A ‘Prisão das Moças’ em 1928

Indiscutivelmente aqueles velhos tempos eram criativos, poéticos e muito românticos

Imagem ilustra esta matéria mostra como era desenvolvida a brincadeira da "Prisão das Moças", em 1928, na pequena, pacata e romântica cidade de Porto Feliz

Imagem ilustra esta matéria mostra como era desenvolvida a brincadeira da "Prisão das Moças", em 1928, na pequena, pacata e romântica cidade de Porto Feliz | Domínio público

A foto que ilustra esta matéria mostra como era desenvolvida a brincadeira da “Prisão das Moças”, em 1928, na pequena, pacata e romântica cidade de Porto Feliz.

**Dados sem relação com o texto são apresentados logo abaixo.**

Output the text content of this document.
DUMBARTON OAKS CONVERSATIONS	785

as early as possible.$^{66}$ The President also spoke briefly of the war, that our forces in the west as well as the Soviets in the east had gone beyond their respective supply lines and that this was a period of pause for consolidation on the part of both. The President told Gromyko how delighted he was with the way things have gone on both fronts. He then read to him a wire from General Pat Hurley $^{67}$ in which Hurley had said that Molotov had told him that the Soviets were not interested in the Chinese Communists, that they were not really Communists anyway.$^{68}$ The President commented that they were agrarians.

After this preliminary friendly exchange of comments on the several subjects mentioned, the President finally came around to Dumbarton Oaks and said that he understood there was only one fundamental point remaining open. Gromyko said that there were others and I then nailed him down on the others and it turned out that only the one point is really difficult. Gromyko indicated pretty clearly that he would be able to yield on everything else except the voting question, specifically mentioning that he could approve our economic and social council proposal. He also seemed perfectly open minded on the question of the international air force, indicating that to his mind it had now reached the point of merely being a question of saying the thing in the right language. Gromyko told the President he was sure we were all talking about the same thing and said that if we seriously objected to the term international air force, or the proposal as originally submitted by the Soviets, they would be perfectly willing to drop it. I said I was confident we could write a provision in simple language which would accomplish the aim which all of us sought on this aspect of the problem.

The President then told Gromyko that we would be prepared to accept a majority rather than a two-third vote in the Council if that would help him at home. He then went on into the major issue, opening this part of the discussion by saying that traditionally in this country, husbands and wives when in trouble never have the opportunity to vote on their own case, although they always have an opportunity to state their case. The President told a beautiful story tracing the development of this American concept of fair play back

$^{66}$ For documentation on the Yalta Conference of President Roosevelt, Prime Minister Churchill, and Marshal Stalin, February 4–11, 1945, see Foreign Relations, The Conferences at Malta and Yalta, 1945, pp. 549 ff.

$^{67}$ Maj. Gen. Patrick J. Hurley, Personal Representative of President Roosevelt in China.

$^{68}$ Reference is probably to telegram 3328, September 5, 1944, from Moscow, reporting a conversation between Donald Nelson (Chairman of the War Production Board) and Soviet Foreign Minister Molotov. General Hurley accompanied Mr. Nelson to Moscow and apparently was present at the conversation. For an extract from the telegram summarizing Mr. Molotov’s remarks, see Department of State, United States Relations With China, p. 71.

Os saudosos tempos da década de 1920 representam uma época de renovação de valores e de liberação da mulher, marcada por festas grandiosas e conquistas importantes, especialmente aquela que concedia às mulheres de boa parte do mundo ocidental, o direito de votar, fato considerado como um grande feito para aquele período.

Naqueles velhos tempos ocorreram expressivas mudanças na moda e nos costumes sociais, pois as mulheres deixaram de lado os seus antigos espartilhos e passaram a usar cabelos curtos, pálpebras pintadas de cor escura, lábios vermelhos, vestidos na altura dos joelhos e meias na cor da pele.

O jazz era o ritmo que mais influenciava a juventude e o cinema despontava como o principal lazer de multidões, com seus filmes mudos e legendados, cuja projeção era acompanhada de música ao vivo produzida por uma pequena orquestra ou por um piano.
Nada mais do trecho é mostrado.